Certainly De La Hoya believed it. It is why he turned away from Freddie Roach, the veteran trainer who prepared him so well for the first fight with Mayweather that he nearly won it and might have actually done so if he’d stuck with Roach’s plan. This time he re-hired Mayweather’s father, feeling he knew weaknesses no one else would for he was the man who first created what would become a fierce fistic machine.
Imagine the thought of it. Think of the utter crassness of the idea that you would accept money to prepare another man to professionally assault your son. Think what that says about you but more than that think what it says to the son.
“This decision was not an easy one for me to make as boxing is all I’ve done since I was a child,’’ Mayweather wrote in a prepared statement he sent out to the media. “However, these past few years have been extremely difficult for me to find the desire and joy to continue in the sport.
“I have said numerous times and after several fights over the past two years that I might not fight again. At the same time, I loved competing and winning and also wanted to continue my career for the fans, knowing they were there for me and enjoyed watching me fight.’’
But neither a brilliant career in full bloom, or his unbeaten record of 39-0 or his status as the universally recognized pound-for-pound best fighter on earth were enough to convince him to put himself in what would surely become a demeaning daily debate with a man he has been forced to see is his father by biology but by no other measure.
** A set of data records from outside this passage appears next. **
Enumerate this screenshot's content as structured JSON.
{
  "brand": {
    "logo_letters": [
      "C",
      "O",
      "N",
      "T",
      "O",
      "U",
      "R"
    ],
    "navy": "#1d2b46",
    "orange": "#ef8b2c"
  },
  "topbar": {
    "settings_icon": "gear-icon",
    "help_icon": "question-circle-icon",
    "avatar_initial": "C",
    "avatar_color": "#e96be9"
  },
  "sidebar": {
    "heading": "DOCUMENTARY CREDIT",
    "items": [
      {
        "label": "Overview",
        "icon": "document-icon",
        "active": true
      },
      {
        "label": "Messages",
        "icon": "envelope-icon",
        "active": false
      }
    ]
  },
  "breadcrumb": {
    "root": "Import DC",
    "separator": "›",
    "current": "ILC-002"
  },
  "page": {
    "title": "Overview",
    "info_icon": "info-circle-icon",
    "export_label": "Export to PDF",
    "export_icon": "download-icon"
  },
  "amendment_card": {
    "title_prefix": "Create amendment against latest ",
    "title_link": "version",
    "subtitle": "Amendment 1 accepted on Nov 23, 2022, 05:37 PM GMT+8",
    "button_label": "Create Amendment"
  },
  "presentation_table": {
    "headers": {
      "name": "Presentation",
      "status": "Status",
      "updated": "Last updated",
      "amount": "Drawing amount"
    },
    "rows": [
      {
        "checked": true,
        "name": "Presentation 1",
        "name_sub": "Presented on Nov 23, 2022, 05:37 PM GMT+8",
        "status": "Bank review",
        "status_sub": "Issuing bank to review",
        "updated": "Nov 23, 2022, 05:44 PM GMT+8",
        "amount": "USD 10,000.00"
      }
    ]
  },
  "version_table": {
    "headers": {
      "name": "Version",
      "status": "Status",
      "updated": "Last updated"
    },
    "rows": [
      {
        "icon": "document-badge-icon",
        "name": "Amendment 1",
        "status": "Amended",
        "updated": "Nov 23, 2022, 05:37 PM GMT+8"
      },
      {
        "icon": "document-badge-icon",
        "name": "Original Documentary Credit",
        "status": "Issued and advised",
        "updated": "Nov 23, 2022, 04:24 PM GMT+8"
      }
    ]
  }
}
The pain that must cause, the sadness that has forced him to endure has sucked much of the joy out of boxing for a kid who once seemed to love the sport so. He probably still does love it, which is why he will be back in a year or two or a month or two or maybe even a decade or two if he’s like George Foreman.
What is sure is one day he’ll be back. What is sad is that he ever had to leave. And what is damn near criminal is what his father was willing to do for money. Not even a boy tough enough to win world titles in five different weight classes could stomach the thought of that.